Oil crept higher, with a demand increase from cold weather the latest addition to a rally that has pushed crude to a 10-month high.
Demand could get a boost of at least 1 million barrels a day, Goldman Sachs Group Inc said, as frigid temperatures in Asia and Europe sent other energy markets soaring. In Japan, power generators have been buying cargoes of low-sulfur fuel oil for the purpose of direct burning, according to traders.
The market outlook has already been tightening. Saudi Arabia trimmed February supplies to at least 11 refiners in Asia and Europe after announcing surprise production curbs last week.
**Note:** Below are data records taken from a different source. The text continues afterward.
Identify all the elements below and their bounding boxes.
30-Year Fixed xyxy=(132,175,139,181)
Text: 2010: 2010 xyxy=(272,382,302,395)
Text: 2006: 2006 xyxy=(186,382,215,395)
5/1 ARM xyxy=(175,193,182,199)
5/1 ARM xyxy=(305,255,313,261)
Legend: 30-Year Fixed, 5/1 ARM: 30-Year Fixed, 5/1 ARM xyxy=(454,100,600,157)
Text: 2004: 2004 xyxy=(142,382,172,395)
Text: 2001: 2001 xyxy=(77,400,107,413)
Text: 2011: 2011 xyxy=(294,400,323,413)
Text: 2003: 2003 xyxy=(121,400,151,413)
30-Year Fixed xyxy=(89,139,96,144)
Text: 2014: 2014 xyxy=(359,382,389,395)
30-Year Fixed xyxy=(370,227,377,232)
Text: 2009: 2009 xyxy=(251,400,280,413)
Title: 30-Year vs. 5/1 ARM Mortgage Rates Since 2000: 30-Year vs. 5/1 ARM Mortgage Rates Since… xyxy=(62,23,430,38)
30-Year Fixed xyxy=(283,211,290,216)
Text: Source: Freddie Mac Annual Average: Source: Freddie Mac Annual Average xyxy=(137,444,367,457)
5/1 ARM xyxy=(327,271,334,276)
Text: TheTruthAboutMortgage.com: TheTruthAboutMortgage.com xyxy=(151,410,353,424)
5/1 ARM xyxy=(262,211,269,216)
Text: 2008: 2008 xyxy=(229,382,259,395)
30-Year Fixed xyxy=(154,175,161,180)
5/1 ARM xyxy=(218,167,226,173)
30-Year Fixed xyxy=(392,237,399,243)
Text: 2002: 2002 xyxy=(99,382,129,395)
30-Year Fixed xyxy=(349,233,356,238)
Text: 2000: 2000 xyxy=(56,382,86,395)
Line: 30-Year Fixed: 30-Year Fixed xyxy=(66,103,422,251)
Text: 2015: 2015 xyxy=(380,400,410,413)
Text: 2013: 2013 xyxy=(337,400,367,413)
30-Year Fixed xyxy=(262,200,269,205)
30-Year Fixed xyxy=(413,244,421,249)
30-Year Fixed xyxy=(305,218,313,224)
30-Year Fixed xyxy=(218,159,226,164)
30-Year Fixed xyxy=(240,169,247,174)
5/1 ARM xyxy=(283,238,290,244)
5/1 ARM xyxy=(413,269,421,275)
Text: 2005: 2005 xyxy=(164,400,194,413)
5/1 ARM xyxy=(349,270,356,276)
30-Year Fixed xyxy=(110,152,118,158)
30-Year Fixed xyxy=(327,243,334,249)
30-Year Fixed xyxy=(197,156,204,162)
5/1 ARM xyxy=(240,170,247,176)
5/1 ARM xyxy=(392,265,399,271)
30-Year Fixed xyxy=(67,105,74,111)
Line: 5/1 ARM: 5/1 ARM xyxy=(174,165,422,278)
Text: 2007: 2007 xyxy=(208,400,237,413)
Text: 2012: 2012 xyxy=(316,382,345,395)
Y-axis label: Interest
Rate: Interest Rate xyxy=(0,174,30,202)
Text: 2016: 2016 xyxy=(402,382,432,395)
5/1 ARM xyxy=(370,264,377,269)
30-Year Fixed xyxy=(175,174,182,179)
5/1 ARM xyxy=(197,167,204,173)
US inventories are also expected to decline in government data later, after the American Petroleum Institute reported a 5.82 million-barrel weekly drop in crude stocks.
Covid-19 vaccine breakthroughs and the recent Saudi pledge to deepen cuts have underpinned a meteoric rise for oil since the end of October, with prices up almost 50%.
While outbreaks of the coronavirus continue to fuel global consumption concerns, traders see demand returning in the longer term.
“We have a positive outlook,” Russell Hardy, chief executive officer of trading house Vitol Group, said in a Bloomberg Television interview. “The market as usual is racing ahead and factoring in that positive news of a vaccine and the expectation of a better summer and a better second half of 2021.”
West Texas Intermediate for February delivery advanced 0.7% to $53.58 a barrel at 8:52 am in New York.